How to survive your freshman year |

How to survive your freshman year

Matt Terrell
Vail CO, Colorado
Preston Utley/Vail DailyJordan Harrison wears a pig hat during Battle Mountain's freshman orientation Friday in Eagle-Vail. School begins in the valley on Tuesday.

EAGLE-VAIL ” High school freshman aren’t usually the best students.

Pumped with hormones and still shaking off their middle-school mentalities, eighth-graders have a tough time transitioning to ninth-grade life, and school work can suffer. Some students handle the change with grace, and others fall through the cracks, said Jan Abbott, Battle Mountain High School counselor.

“It’s hard to recover from a bad freshman year,” Abbott said.

This is why Battle Mountain is trying a few different things this year to help freshmen adjust to high school. It’s called the Freshman Transition Program.

Freshmen will have a smaller set of teachers than they’ve had in the past, and those teachers will be dedicated to teaching just the ninth-graders. Everybody will know everybody ” and that’s a good thing for a student.

Freshman will have their own wing of the school ” a hallway dedicated to freshman classes and lockers that serves as sort of a home base on familiar terrain.

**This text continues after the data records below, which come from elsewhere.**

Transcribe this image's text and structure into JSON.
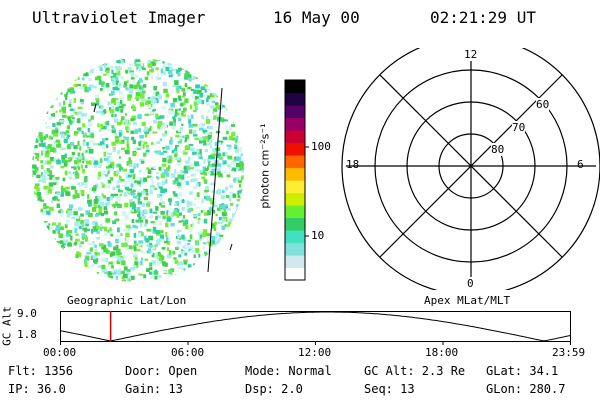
{
  "header": {
    "instrument": "Ultraviolet Imager",
    "date": "16 May 00",
    "time": "02:21:29 UT"
  },
  "colorbar": {
    "label": "photon cm⁻²s⁻¹",
    "ticks": [
      "100",
      "10"
    ],
    "scale": "log",
    "colors": [
      "#ffffff",
      "#cfe9ee",
      "#7fe0dc",
      "#40e0c0",
      "#33cc66",
      "#66ee33",
      "#ccee00",
      "#ffee33",
      "#ffbb00",
      "#ff6600",
      "#ee1100",
      "#cc0033",
      "#990066",
      "#550066",
      "#220044",
      "#000000"
    ]
  },
  "polar_plot": {
    "mlt_labels": [
      "12",
      "18",
      "6",
      "0"
    ],
    "lat_labels": [
      "60",
      "70",
      "80"
    ]
  },
  "altitude_panel": {
    "ylabel": "GC Alt",
    "yticks": [
      "9.0",
      "1.8"
    ],
    "left_label": "Geographic Lat/Lon",
    "right_label": "Apex MLat/MLT",
    "time_ticks": [
      "00:00",
      "06:00",
      "12:00",
      "18:00",
      "23:59"
    ],
    "current_time_fraction": 0.0982,
    "marker_color": "#dd0000"
  },
  "info": {
    "row1": {
      "flt": "Flt: 1356",
      "door": "Door: Open",
      "mode": "Mode: Normal",
      "gcalt": "GC Alt: 2.3 Re",
      "glat": "GLat:  34.1"
    },
    "row2": {
      "ip": "IP: 36.0",
      "gain": "Gain: 13",
      "dsp": "Dsp:     2.0",
      "seq": "Seq: 13",
      "glon": "GLon: 280.7"
    }
  }
}
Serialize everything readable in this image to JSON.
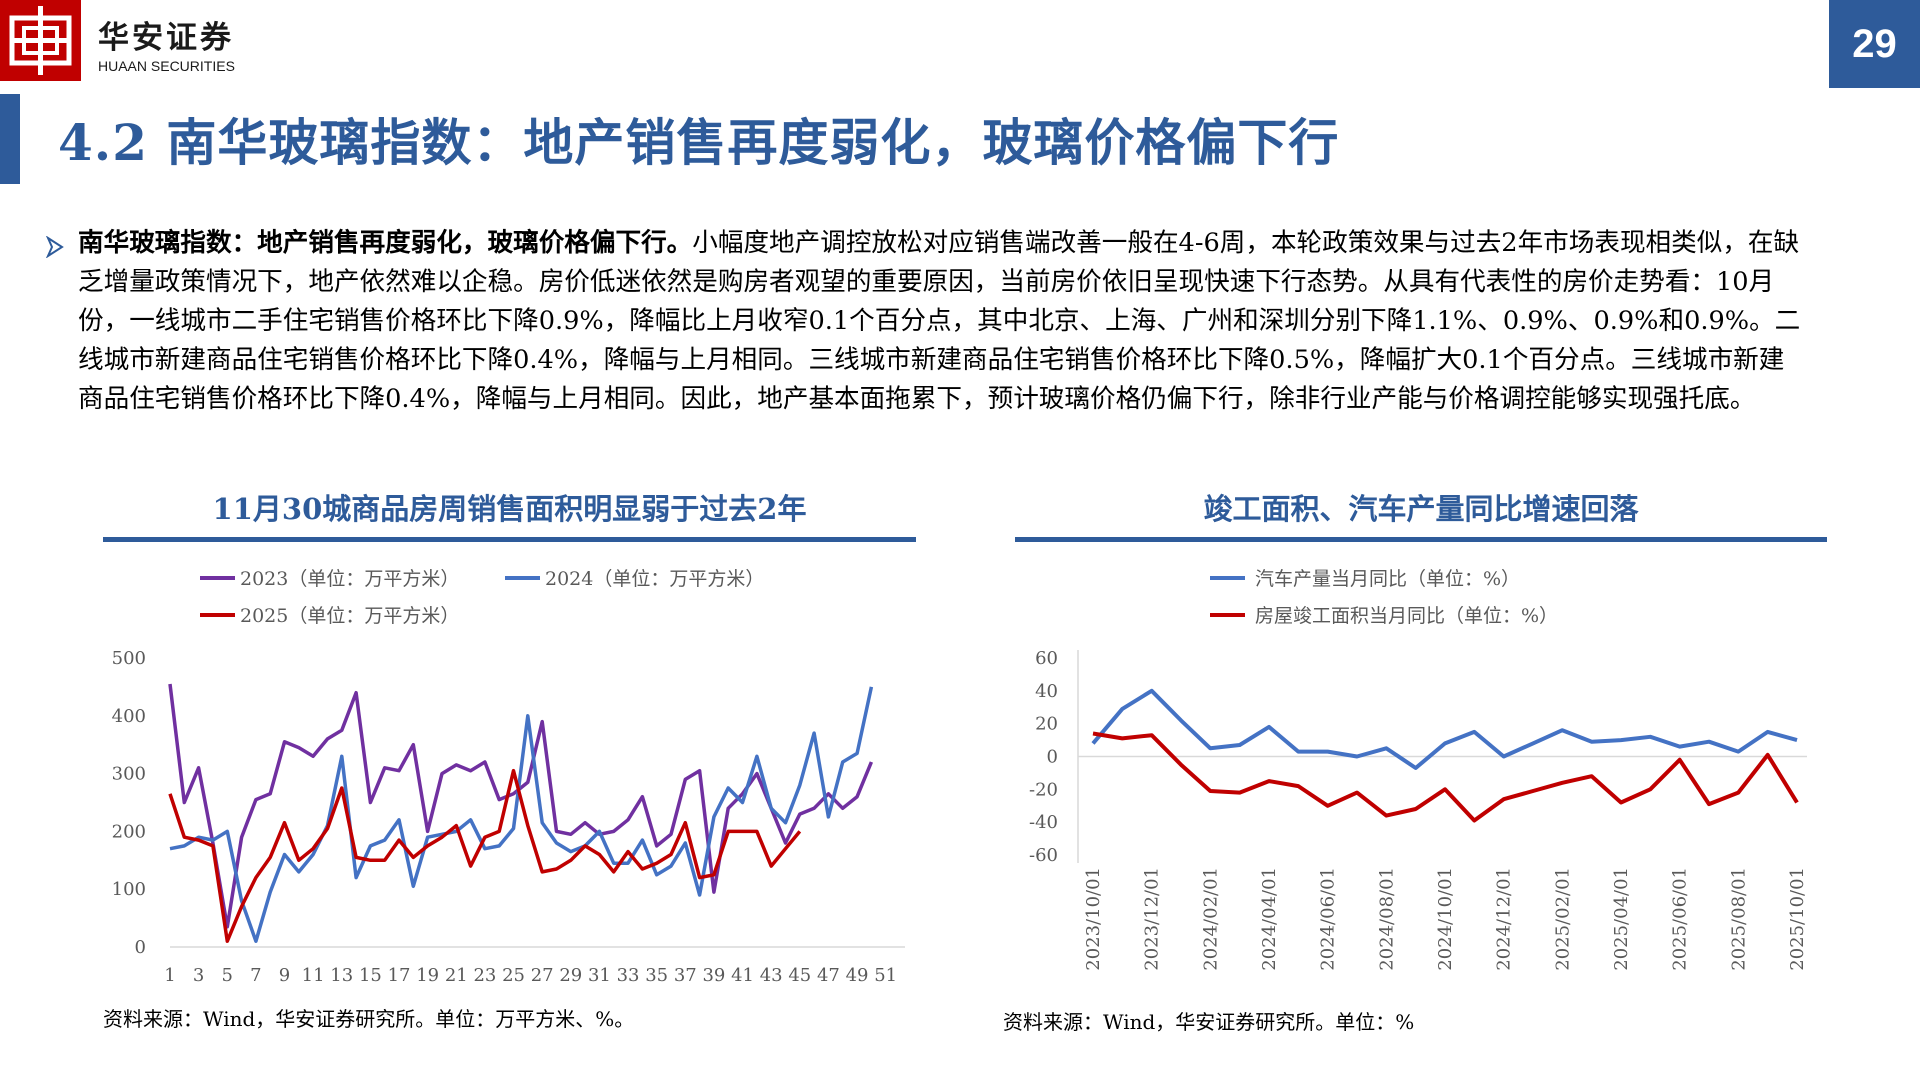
{
  "brand": {
    "name_cn": "华安证券",
    "name_en": "HUAAN SECURITIES"
  },
  "page_number": "29",
  "title": "4.2 南华玻璃指数：地产销售再度弱化，玻璃价格偏下行",
  "paragraph": {
    "lead": "南华玻璃指数：地产销售再度弱化，玻璃价格偏下行。",
    "body": "小幅度地产调控放松对应销售端改善一般在4-6周，本轮政策效果与过去2年市场表现相类似，在缺乏增量政策情况下，地产依然难以企稳。房价低迷依然是购房者观望的重要原因，当前房价依旧呈现快速下行态势。从具有代表性的房价走势看：10月份，一线城市二手住宅销售价格环比下降0.9%，降幅比上月收窄0.1个百分点，其中北京、上海、广州和深圳分别下降1.1%、0.9%、0.9%和0.9%。二线城市新建商品住宅销售价格环比下降0.4%，降幅与上月相同。三线城市新建商品住宅销售价格环比下降0.5%，降幅扩大0.1个百分点。三线城市新建商品住宅销售价格环比下降0.4%，降幅与上月相同。因此，地产基本面拖累下，预计玻璃价格仍偏下行，除非行业产能与价格调控能够实现强托底。"
  },
  "left_chart": {
    "title": "11月30城商品房周销售面积明显弱于过去2年",
    "source": "资料来源：Wind，华安证券研究所。单位：万平方米、%。"
  },
  "right_chart": {
    "title": "竣工面积、汽车产量同比增速回落",
    "source": "资料来源：Wind，华安证券研究所。单位：%"
  },
  "chart_data": [
    {
      "type": "line",
      "title": "11月30城商品房周销售面积明显弱于过去2年",
      "ylim": [
        0,
        500
      ],
      "yticks": [
        "0",
        "100",
        "200",
        "300",
        "400",
        "500"
      ],
      "xticks": [
        "1",
        "3",
        "5",
        "7",
        "9",
        "11",
        "13",
        "15",
        "17",
        "19",
        "21",
        "23",
        "25",
        "27",
        "29",
        "31",
        "33",
        "35",
        "37",
        "39",
        "41",
        "43",
        "45",
        "47",
        "49",
        "51"
      ],
      "x": [
        1,
        2,
        3,
        4,
        5,
        6,
        7,
        8,
        9,
        10,
        11,
        12,
        13,
        14,
        15,
        16,
        17,
        18,
        19,
        20,
        21,
        22,
        23,
        24,
        25,
        26,
        27,
        28,
        29,
        30,
        31,
        32,
        33,
        34,
        35,
        36,
        37,
        38,
        39,
        40,
        41,
        42,
        43,
        44,
        45,
        46,
        47,
        48,
        49,
        50,
        51,
        52
      ],
      "series": [
        {
          "name": "2023（单位：万平方米）",
          "color": "#7030a0",
          "values": [
            455,
            250,
            310,
            180,
            35,
            190,
            255,
            265,
            355,
            345,
            330,
            360,
            375,
            440,
            250,
            310,
            305,
            350,
            200,
            300,
            315,
            305,
            320,
            255,
            265,
            285,
            390,
            200,
            195,
            215,
            195,
            200,
            220,
            260,
            175,
            195,
            290,
            305,
            95,
            240,
            265,
            300,
            240,
            180,
            230,
            240,
            265,
            240,
            260,
            320,
            null,
            null
          ]
        },
        {
          "name": "2024（单位：万平方米）",
          "color": "#4472c4",
          "values": [
            170,
            175,
            190,
            185,
            200,
            80,
            10,
            95,
            160,
            130,
            160,
            210,
            330,
            120,
            175,
            185,
            220,
            105,
            190,
            195,
            200,
            220,
            170,
            175,
            205,
            400,
            215,
            180,
            165,
            175,
            200,
            145,
            145,
            185,
            125,
            140,
            180,
            90,
            225,
            275,
            250,
            330,
            240,
            215,
            280,
            370,
            225,
            320,
            335,
            450,
            null,
            null
          ]
        },
        {
          "name": "2025（单位：万平方米）",
          "color": "#c00000",
          "values": [
            265,
            190,
            185,
            175,
            10,
            70,
            120,
            155,
            215,
            150,
            170,
            205,
            275,
            155,
            150,
            150,
            185,
            155,
            175,
            190,
            210,
            140,
            190,
            200,
            305,
            210,
            130,
            135,
            150,
            175,
            160,
            130,
            165,
            135,
            145,
            160,
            215,
            120,
            125,
            200,
            200,
            200,
            140,
            170,
            200,
            null,
            null,
            null,
            null,
            null,
            null,
            null
          ]
        }
      ]
    },
    {
      "type": "line",
      "title": "竣工面积、汽车产量同比增速回落",
      "ylim": [
        -60,
        60
      ],
      "yticks": [
        "-60",
        "-40",
        "-20",
        "0",
        "20",
        "40",
        "60"
      ],
      "x": [
        "2023/10/01",
        "2023/11/01",
        "2023/12/01",
        "2024/01/01",
        "2024/02/01",
        "2024/03/01",
        "2024/04/01",
        "2024/05/01",
        "2024/06/01",
        "2024/07/01",
        "2024/08/01",
        "2024/09/01",
        "2024/10/01",
        "2024/11/01",
        "2024/12/01",
        "2025/01/01",
        "2025/02/01",
        "2025/03/01",
        "2025/04/01",
        "2025/05/01",
        "2025/06/01",
        "2025/07/01",
        "2025/08/01",
        "2025/09/01",
        "2025/10/01"
      ],
      "xticks": [
        "2023/10/01",
        "2023/12/01",
        "2024/02/01",
        "2024/04/01",
        "2024/06/01",
        "2024/08/01",
        "2024/10/01",
        "2024/12/01",
        "2025/02/01",
        "2025/04/01",
        "2025/06/01",
        "2025/08/01",
        "2025/10/01"
      ],
      "series": [
        {
          "name": "汽车产量当月同比（单位：%）",
          "color": "#4472c4",
          "values": [
            8,
            29,
            40,
            22,
            5,
            7,
            18,
            3,
            3,
            0,
            5,
            -7,
            8,
            15,
            0,
            8,
            16,
            9,
            10,
            12,
            6,
            9,
            3,
            15,
            10
          ]
        },
        {
          "name": "房屋竣工面积当月同比（单位：%）",
          "color": "#c00000",
          "values": [
            14,
            11,
            13,
            -5,
            -21,
            -22,
            -15,
            -18,
            -30,
            -22,
            -36,
            -32,
            -20,
            -39,
            -26,
            -21,
            -16,
            -12,
            -28,
            -20,
            -2,
            -29,
            -22,
            1,
            -28
          ]
        }
      ]
    }
  ]
}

And all the freshmen have been grouped with upper classmen who will show them the ropes in a much larger world.

“We’re telling them, ‘We’re going to expect more from you, but we’re going to support you,'” Principal Brian Hester said.

What students accomplish as freshmen will really set the tone for the next three years. Students who perform well as freshmen will usually keep doing so, while those who fall behind will have to dig themselves out of a hole.

“The data shows us repeatedly that ninth grade is the most challenging,” said Assistant Principal Philip Qualman.

So what makes ninth grade so tough? Well, everything you remember about ninth grade makes it tough.

The students are entering a much larger social jungle. Where they were once the oldest, biggest students in the school, they’re now bumping into seniors twice their size. Intimidating confrontations, full of potential embarrassment, are around every corner.

They’re faced with the all-important task of defining themselves and their friends, all while keeping their grades up.

“They have to get their feet on the ground, figure out who they are and make good decisions that will affect the rest of their lives,” Abbott said.

Students also are coming in from a wide variety of middle schools, each with different attitudes, cultures and expectations, Qualman said. Put them all together, and students can have a difficult time adjusting to the new environment and to each other.

Then you have the teachers. Not only are there a lot more of them, but they each have different expectations than the teachers in middle school.

This collection of universal difficulties show themselves in classwork and on freshman test scores. That’s why you’ll see students who show academic growth in seventh and eighth grade take a dip once they reach ninth grade.

A freshmen transition program will help smooth out that speed bump, Qualman said, making sure students aren’t having to play catch-up with the rest of high school.

“The goal is to raise student achievement, because we’re not making the progress we need to make,” Hester said.

In previous years, a freshman could have 15 different teachers over the course of the year, Qualman said.

Now, there will be a set team of teachers for ninth grade “core” classes like English, math and science. In most cases, you’ll have the same English teacher first, second and third trimester, and that teacher will teach all the other freshmen in the school.

“It will help teachers get to know the students,” said science teacher Christy Beidel.

The ninth-grade teachers will share the same policies on things like late

assignments, so students know what to expect in each class. Overall, it should be easier for the freshmen teachers to collaborate and come up with different ways of reaching students, Beidel said.

The students also will begin having the same homeroom teachers for the next four years. Homeroom time is generally used for advising and class preparation. Ideally, the homeroom teacher they have as freshman, they’ll keep throughout high school. Again, it’s the idea of keeping students with those who know them best.

When the freshmen walk through the front doors of Battle Mountain High School Tuesday, they should see plenty of familiar faces.

They spent all day Friday touring the school, playing loud, goofy games and getting to know some pretty cool upper-classmen.

These are juniors and seniors who volunteered for the “Link Crew,” a mentoring team created to help the freshman feel more at home in school. Eagle Valley High School has been using the Link Crew program for several years with great success, Abbott said.

“They all wanted to do it and help make their freshman year more successful,” Abbott said.

The students in Link Crew will show the freshman around, answer questions, do some tutoring and really become those friendly people to start up a conversation and ask, “Hey, how’re you doing?” when help is needed.

“The number one thing is to make them more comfortable at school,” Beidel says.